Now consider the following situation:

Everyville is a new exurban community that has emerged around the intersection of Avenue Z and X Street, just to the Southwest of the intersection of Highway 1 and the Beltway around Megalopolis, about 20 kilometers from the city’s core. Making good use of the flat, featureless terrain that used to support dairy farming, developers have carved the plains here into several subdivisions that by now house over 20,000 inhabitants. Analysts expect that the whole 25-square kilometer area that used to be the historic Big A and Small B farms can eventually support as many as 50,000 inhabitants and perhaps even more.
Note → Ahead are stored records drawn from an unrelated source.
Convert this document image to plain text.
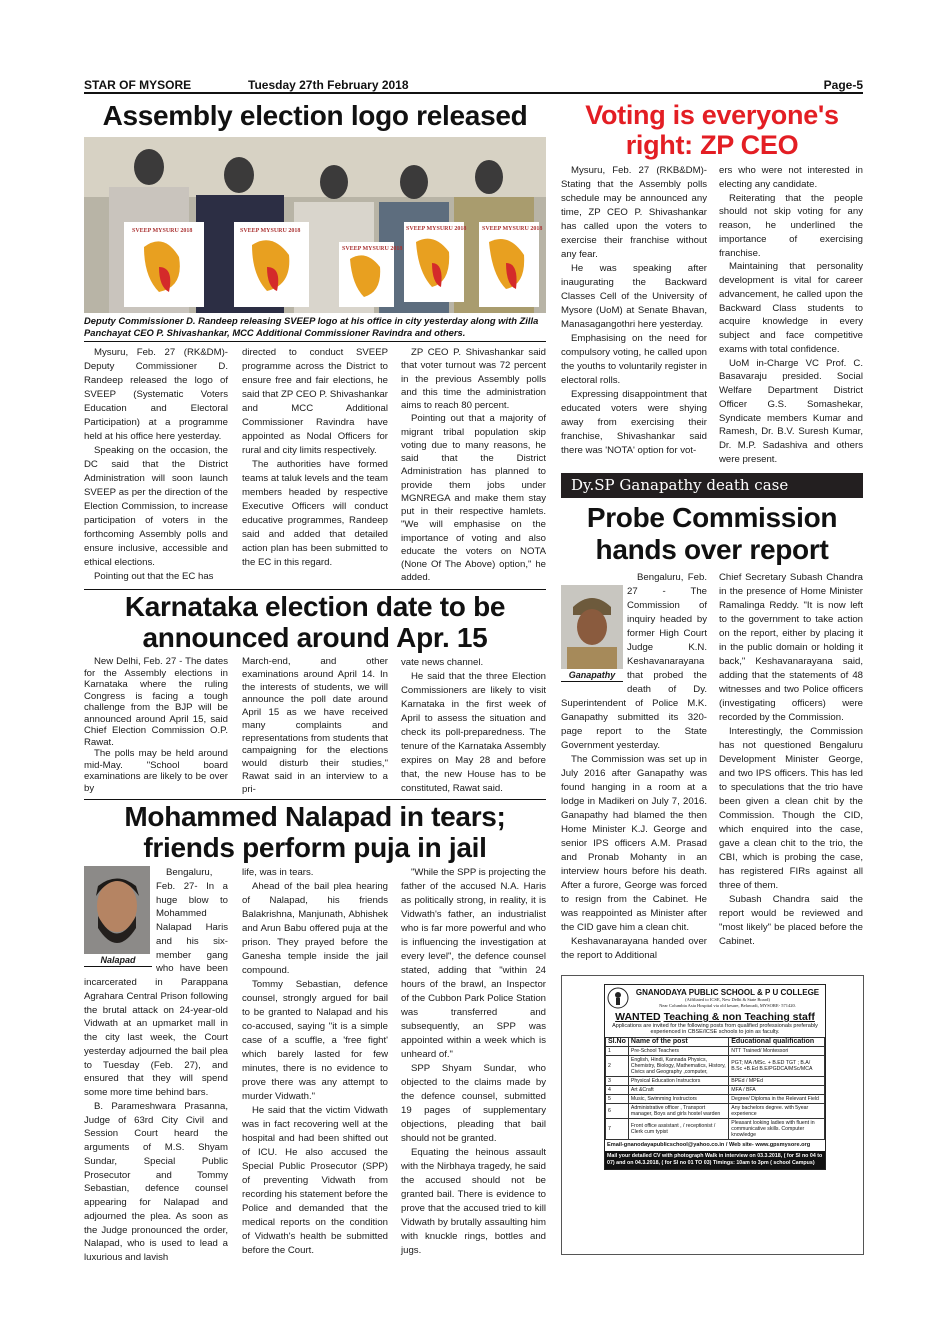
STAR OF MYSORE	Tuesday 27th February 2018	Page-5
Assembly election logo released
SVEEP MYSURU 2018	SVEEP MYSURU 2018
SVEEP MYSURU 2018
SVEEP MYSURU 2018	SVEEP MYSURU 2018
Deputy Commissioner D. Randeep releasing SVEEP logo at his office in city yesterday along with Zilla Panchayat CEO P. Shivashankar, MCC Additional Commissioner Ravindra and others.

Mysuru, Feb. 27 (RK&DM)- Deputy Commissioner D. Randeep released the logo of SVEEP (Systematic Voters Education and Electoral Participation) at a programme held at his office here yesterday.

Speaking on the occasion, the DC said that the District Administration will soon launch SVEEP as per the direction of the Election Commission, to increase participation of voters in the forthcoming Assembly polls and ensure inclusive, accessible and ethical elections.

Pointing out that the EC has

directed to conduct SVEEP programme across the District to ensure free and fair elections, he said that ZP CEO P. Shivashankar and MCC Additional Commissioner Ravindra have appointed as Nodal Officers for rural and city limits respectively.

The authorities have formed teams at taluk levels and the team members headed by respective Executive Officers will conduct educative programmes, Randeep said and added that detailed action plan has been submitted to the EC in this regard.

ZP CEO P. Shivashankar said that voter turnout was 72 percent in the previous Assembly polls and this time the administration aims to reach 80 percent.

Pointing out that a majority of migrant tribal population skip voting due to many reasons, he said that the District Administration has planned to provide them jobs under MGNREGA and make them stay put in their respective hamlets. "We will emphasise on the importance of voting and also educate the voters on NOTA (None Of The Above) option," he added.

Karnataka election date to be
announced around Apr. 15

New Delhi, Feb. 27 - The dates for the Assembly elections in Karnataka where the ruling Congress is facing a tough challenge from the BJP will be announced around April 15, said Chief Election Commission O.P. Rawat.

The polls may be held around mid-May. "School board examinations are likely to be over by

March-end, and other examinations around April 14. In the interests of students, we will announce the poll date around April 15 as we have received many complaints and representations from students that campaigning for the elections would disturb their studies," Rawat said in an interview to a pri-

vate news channel.

He said that the three Election Commissioners are likely to visit Karnataka in the first week of April to assess the situation and check its poll-preparedness. The tenure of the Karnataka Assembly expires on May 28 and before that, the new House has to be constituted, Rawat said.

Mohammed Nalapad in tears;
friends perform puja in jail
Nalapad

Bengaluru, Feb. 27- In a huge blow to Mohammed Nalapad Haris and his six-member gang who have been incarcerated in Parappana Agrahara Central Prison following the brutal attack on 24-year-old Vidwath at an upmarket mall in the city last week, the Court yesterday adjourned the bail plea to Tuesday (Feb. 27), and ensured that they will spend some more time behind bars.

B. Parameshwara Prasanna, Judge of 63rd City Civil and Session Court heard the arguments of M.S. Shyam Sundar, Special Public Prosecutor and Tommy Sebastian, defence counsel appearing for Nalapad and adjourned the plea. As soon as the Judge pronounced the order, Nalapad, who is used to lead a luxurious and lavish

life, was in tears.

Ahead of the bail plea hearing of Nalapad, his friends Balakrishna, Manjunath, Abhishek and Arun Babu offered puja at the prison. They prayed before the Ganesha temple inside the jail compound.

Tommy Sebastian, defence counsel, strongly argued for bail to be granted to Nalapad and his co-accused, saying "it is a simple case of a scuffle, a 'free fight' which barely lasted for few minutes, there is no evidence to prove there was any attempt to murder Vidwath."

He said that the victim Vidwath was in fact recovering well at the hospital and had been shifted out of ICU. He also accused the Special Public Prosecutor (SPP) of preventing Vidwath from recording his statement before the Police and demanded that the medical reports on the condition of Vidwath's health be submitted before the Court.

"While the SPP is projecting the father of the accused N.A. Haris as politically strong, in reality, it is Vidwath's father, an industrialist who is far more powerful and who is influencing the investigation at every level", the defence counsel stated, adding that "within 24 hours of the brawl, an Inspector of the Cubbon Park Police Station was transferred and subsequently, an SPP was appointed within a week which is unheard of."

SPP Shyam Sundar, who objected to the claims made by the defence counsel, submitted 19 pages of supplementary objections, pleading that bail should not be granted.

Equating the heinous assault with the Nirbhaya tragedy, he said the accused should not be granted bail. There is evidence to prove that the accused tried to kill Vidwath by brutally assaulting him with knuckle rings, bottles and jugs.

Voting is everyone's
right: ZP CEO

Mysuru, Feb. 27 (RKB&DM)- Stating that the Assembly polls schedule may be announced any time, ZP CEO P. Shivashankar has called upon the voters to exercise their franchise without any fear.

He was speaking after inaugurating the Backward Classes Cell of the University of Mysore (UoM) at Senate Bhavan, Manasagangothri here yesterday.

Emphasising on the need for compulsory voting, he called upon the youths to voluntarily register in electoral rolls.

Expressing disappointment that educated voters were shying away from exercising their franchise, Shivashankar said there was 'NOTA' option for vot-

ers who were not interested in electing any candidate.

Reiterating that the people should not skip voting for any reason, he underlined the importance of exercising franchise.

Maintaining that personality development is vital for career advancement, he called upon the Backward Class students to acquire knowledge in every subject and face competitive exams with total confidence.

UoM in-Charge VC Prof. C. Basavaraju presided. Social Welfare Department District Officer G.S. Somashekar, Syndicate members Kumar and Ramesh, Dr. B.V. Suresh Kumar, Dr. M.P. Sadashiva and others were present.

Dy.SP Ganapathy death case
Probe Commission
hands over report
Ganapathy

Bengaluru, Feb. 27 - The Commission of inquiry headed by former High Court Judge K.N. Keshavanarayana that probed the death of Dy. Superintendent of Police M.K. Ganapathy submitted its 320-page report to the State Government yesterday.

The Commission was set up in July 2016 after Ganapathy was found hanging in a room at a lodge in Madikeri on July 7, 2016. Ganapathy had blamed the then Home Minister K.J. George and senior IPS officers A.M. Prasad and Pronab Mohanty in an interview hours before his death. After a furore, George was forced to resign from the Cabinet. He was reappointed as Minister after the CID gave him a clean chit.

Keshavanarayana handed over the report to Additional

Chief Secretary Subash Chandra in the presence of Home Minister Ramalinga Reddy. "It is now left to the government to take action on the report, either by placing it in the public domain or holding it back," Keshavanarayana said, adding that the statements of 48 witnesses and two Police officers (investigating officers) were recorded by the Commission.

Interestingly, the Commission has not questioned Bengaluru Development Minister George, and two IPS officers. This has led to speculations that the trio have been given a clean chit by the Commission. Though the CID, which enquired into the case, gave a clean chit to the trio, the CBI, which is probing the case, has registered FIRs against all three of them.

Subash Chandra said the report would be reviewed and "most likely" be placed before the Cabinet.

GNANODAYA PUBLIC SCHOOL & P U COLLEGE
(Affiliated to ICSE, New Delhi & State Board)
Near Columbia Asia Hospital via old kesare, Belawadi, MYSORE- 571420.
WANTED Teaching & non Teaching staff
Applications are invited for the following posts from qualified professionals preferably experienced in CBSE/ICSE schools to join as faculty.
Sl.No	Name of the post	Educational qualification
1	Pre-School Teachers	NTT Trained/ Montessori
2	English, Hindi, Kannada Physics, Chemistry, Biology, Mathematics, History, Civics and Geography ,computer,	PGT; MA /MSc. + B.ED TGT ; B.A/ B.Sc +B.Ed B.E/PGDCA/MSc/MCA
3	Physical Education Instructors	BPEd / MPEd
4	Art &Craft	MFA / BFA
5	Music, Swimming Instructors	Degree/ Diploma in the Relevant Field
6	Administrative officer , Transport manager, Boys and girls hostel warden	Any bachelors degree. with 5year experience
7	Front office assistant , / receptionist / Clerk cum typist	Pleasant looking ladies with fluent in communicative skills. Computer knowledge
Email-gnanodayapublicschool@yahoo.co.in / Web site- www.gpsmysore.org
Mail your detailed CV with photograph Walk in interview on 03.3.2018, ( for Sl no 04 to 07) and on 04.3.2018, ( for Sl no 01 TO 03) Timings: 10am to 3pm ( school Campus)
Along the edges of town, retail establishments have grown up, mainly along the roads that lead from the interchanges off both the Beltway and Highway 1. They include one shopping mall, which contains 25,000 square feet of retail space, a strip mall with about 15,000 square feet of space, and many smaller strip malls and fast-food outlets. A new Unified School, housing 2,000 high school students, is under construction at Avenue Y and W Street, while two small grade schools exist on Avenues P and S. They are each designed to accommodate about 500 students. There is an office park, Executive Park I, that has 7,500 square meters of fully leased space, right where Avenue H links up with the Beltway exit. Another office development, as of yet unnamed, but projected to have 12,500 square meters of leasable space, is planned at the exit of Highway 1 onto Avenue B.

The land on which Everyville is built consists of flat, clay-based soil. The prevailing winds are from the West-Northwest. The temperature is moderate, with occasional frost and snow in the winter and hot and humid periods in July and August. There is a notable range of mountains, the Tall Ones, about 40 kilometers to the North. Megalopolis is located at a bend in the Medium River. The main industry in the area is based on telecommunication: there are several very large call centers in the region, and the headquarters for Universal Telecom is on the Western outskirts of Megalopolis. The total metropolitan area is approximately 2.5 million.